Ему мерещатся во тьме, у стен домов, чьи-то лица с воспаленными глазами, в которых застыло только одно желание: убить или умереть. «Мы прошли еще не так много». Эта мысль, вдруг пришедшая ему в голову, как и все остальное, о чем он спокойно думал, как будто формулируется где-то вне его самого. «Не правда ли?» И он смотрит на лицо незнакомки, которую поддерживает обеими руками, и его опять поражает загадочность ее глаз, в которых, он в этом уверен, затаилась готовность к защите.
Улица, еще немного углубившись в темную бездну, как в небо, увлекает их вперед, тянет вместе с домами, садами, торчащими в них деревьями прямо навстречу луне, как око сияющей в этой бездонной перспективе. «Жизнь рассматривает себя в зеркале, любуется собой, потом обводит взглядом все вокруг, и тогда приходит смерть», — думает он. Его спутница в этот момент напрягается, как струна. Она сжимает изо всех сил его руку своими тонкими пальцами. Он решается сделать короткую передышку…

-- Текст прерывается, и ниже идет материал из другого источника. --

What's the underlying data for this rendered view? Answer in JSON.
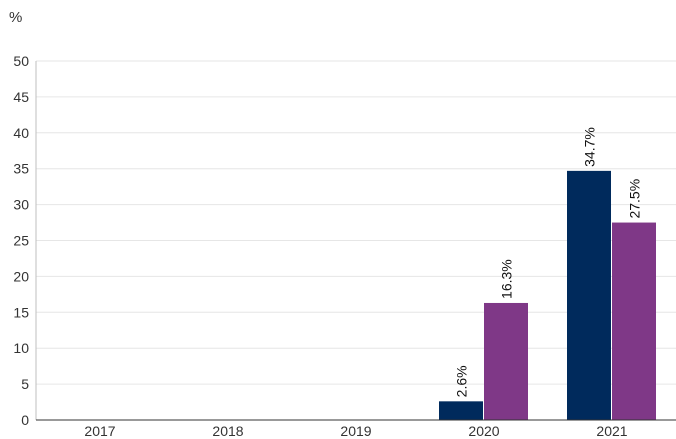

Родван, вспоминая сейчас об этом, инстинктивно начинает считать, и в этом спасительном счете как бы восстанавливается тот миг, когда и прошлое, и будущее — прошлое, без конца поднимающееся откуда-то из глубины, и будущее, без конца наплывающее откуда-то издали, — все слилось в этом восковом лице девушки. Раз, два, три… Он снимает предохранитель с первой гранаты и бросает ее. Четыре, пять… Вторая граната… Шесть… Взрывается первая: вдребезги разбиваются витрины, летят осколки стекла, слышатся крики… Семь… Улицу сотрясает волна взрыва второй. Восемь… Третья… Девять… Все бегут как безумные в разные стороны. Десять, одиннадцать… Сумочка выпала из рук девушки, и она пустыми теперь руками хватается за Родвана, кажется даже не видя его. Двенадцать, тринадцать… Он обхватывает ее, и они вместе убегают…

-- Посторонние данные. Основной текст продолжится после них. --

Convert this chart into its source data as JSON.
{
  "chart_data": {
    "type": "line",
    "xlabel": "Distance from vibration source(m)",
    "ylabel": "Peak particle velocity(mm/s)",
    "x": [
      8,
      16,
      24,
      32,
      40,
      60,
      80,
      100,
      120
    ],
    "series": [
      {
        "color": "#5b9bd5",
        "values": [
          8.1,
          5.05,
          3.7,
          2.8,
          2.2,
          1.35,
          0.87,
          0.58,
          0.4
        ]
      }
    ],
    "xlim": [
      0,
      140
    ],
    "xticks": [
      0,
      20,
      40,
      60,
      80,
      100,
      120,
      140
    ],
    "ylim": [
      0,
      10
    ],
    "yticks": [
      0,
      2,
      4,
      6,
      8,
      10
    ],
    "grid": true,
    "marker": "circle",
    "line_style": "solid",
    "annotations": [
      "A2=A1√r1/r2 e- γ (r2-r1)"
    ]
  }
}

Улица пустеет. Становится безлюдной и холодной. Вся жизнь замерла. Все движение прекратилось. Посреди улицы — охваченная пламенем пивная с выбитыми стеклами. Слышатся жалобные крики о помощи, предсмертные хрипы. На какое-то мгновение все будто умолкает, погребенное под могильным камнем воцарившейся вокруг тишины.

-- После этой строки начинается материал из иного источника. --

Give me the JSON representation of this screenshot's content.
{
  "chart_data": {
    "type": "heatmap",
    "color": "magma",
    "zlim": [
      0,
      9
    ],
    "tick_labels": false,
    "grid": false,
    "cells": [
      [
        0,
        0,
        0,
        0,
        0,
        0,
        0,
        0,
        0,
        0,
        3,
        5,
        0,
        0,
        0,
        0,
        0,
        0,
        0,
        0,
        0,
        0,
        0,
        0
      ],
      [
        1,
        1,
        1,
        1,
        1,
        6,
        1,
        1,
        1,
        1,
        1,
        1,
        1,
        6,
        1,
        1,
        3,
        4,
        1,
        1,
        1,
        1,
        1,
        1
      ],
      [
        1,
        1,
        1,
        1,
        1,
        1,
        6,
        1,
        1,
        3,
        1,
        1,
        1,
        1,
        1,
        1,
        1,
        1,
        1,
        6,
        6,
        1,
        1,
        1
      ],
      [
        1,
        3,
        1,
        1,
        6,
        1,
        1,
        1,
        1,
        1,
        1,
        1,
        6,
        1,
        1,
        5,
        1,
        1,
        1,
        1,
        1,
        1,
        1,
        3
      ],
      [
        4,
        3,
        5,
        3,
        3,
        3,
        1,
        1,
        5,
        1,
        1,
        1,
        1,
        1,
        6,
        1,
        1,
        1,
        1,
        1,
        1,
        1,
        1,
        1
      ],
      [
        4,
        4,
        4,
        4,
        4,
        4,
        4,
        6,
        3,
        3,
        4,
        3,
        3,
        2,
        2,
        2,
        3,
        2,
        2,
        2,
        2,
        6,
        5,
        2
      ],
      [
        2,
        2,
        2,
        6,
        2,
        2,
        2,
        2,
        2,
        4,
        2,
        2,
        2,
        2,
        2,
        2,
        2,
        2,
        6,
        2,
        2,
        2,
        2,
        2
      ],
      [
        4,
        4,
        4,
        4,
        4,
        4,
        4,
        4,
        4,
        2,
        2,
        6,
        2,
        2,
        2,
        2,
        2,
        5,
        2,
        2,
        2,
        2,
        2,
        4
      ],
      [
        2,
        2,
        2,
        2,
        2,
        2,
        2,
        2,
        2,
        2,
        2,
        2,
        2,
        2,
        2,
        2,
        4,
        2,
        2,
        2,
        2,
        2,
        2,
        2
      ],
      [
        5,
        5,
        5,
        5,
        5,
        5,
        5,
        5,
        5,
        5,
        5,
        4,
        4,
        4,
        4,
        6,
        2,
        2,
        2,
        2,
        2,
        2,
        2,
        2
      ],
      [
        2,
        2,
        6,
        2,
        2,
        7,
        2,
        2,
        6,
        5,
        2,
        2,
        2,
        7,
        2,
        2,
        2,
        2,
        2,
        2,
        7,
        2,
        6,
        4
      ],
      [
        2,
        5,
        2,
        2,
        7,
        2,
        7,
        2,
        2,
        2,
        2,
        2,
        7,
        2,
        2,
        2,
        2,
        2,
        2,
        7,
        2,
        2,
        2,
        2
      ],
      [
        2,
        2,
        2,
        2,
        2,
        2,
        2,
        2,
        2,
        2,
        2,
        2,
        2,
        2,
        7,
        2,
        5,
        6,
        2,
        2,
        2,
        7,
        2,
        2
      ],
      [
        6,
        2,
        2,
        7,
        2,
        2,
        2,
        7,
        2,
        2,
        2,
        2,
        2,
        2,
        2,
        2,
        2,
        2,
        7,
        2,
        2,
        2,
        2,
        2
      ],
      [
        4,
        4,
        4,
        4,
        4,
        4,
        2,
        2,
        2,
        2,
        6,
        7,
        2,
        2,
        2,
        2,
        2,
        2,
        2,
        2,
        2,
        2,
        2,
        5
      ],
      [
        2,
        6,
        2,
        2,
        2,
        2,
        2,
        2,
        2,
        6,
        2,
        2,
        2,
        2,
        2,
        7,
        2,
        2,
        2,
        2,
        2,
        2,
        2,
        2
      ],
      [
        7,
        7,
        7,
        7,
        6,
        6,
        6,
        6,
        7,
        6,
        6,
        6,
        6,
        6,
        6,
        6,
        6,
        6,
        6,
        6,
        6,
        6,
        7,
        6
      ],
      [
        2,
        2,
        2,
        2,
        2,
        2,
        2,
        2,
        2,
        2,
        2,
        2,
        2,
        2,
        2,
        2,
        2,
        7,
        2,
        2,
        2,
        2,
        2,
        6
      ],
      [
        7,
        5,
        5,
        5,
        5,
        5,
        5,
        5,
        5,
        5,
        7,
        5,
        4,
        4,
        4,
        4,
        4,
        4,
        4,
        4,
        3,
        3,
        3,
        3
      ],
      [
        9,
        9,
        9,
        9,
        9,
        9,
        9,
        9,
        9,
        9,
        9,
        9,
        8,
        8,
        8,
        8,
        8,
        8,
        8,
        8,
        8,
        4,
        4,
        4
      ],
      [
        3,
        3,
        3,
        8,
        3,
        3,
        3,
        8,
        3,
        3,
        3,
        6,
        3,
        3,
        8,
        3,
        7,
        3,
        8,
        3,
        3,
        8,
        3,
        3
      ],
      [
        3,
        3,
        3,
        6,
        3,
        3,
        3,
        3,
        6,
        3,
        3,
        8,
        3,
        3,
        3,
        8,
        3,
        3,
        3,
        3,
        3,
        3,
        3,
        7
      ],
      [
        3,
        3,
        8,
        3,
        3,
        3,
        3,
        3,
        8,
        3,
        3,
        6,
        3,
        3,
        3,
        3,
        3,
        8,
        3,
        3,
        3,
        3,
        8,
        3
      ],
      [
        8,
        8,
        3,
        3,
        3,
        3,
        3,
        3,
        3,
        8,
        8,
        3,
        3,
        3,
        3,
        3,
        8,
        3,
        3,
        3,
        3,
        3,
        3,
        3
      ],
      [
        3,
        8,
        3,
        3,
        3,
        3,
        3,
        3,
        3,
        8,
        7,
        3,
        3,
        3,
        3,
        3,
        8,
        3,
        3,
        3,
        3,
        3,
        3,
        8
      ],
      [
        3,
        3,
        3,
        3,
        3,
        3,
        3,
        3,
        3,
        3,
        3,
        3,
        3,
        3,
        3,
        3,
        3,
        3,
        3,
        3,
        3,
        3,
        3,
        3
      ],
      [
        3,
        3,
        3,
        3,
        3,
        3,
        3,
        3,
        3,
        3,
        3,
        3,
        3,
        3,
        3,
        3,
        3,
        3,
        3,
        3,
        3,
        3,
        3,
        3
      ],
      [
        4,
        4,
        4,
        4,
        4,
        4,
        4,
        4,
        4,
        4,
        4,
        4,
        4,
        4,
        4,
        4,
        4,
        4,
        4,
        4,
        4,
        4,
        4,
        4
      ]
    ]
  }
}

Кажется, что город застыл, что его сердце остановилось, ничто не может нарушить этого молчания, кроме прорывающегося света фонарей и луны. И вот раздается первый выстрел. Сразу же застрочили пулеметные очереди; в этот концерт вступили и полицейские свистки, и крики, и грохот со всех сторон нахлынувших сюда военных грузовиков. Толпу, словно приливом, прибило к пивной. Кто-то размахивает револьверами, кто-то орет; с женщинами, оказавшимися в этой сумятице, истерика. Отряды специального назначения, солдаты местных войск, французские парашютисты перекрывают все выходы, преграждая путь человеческому потоку. Воют сирены — это на джипах прибывают все новые подкрепления. Вокруг все уже оцеплено.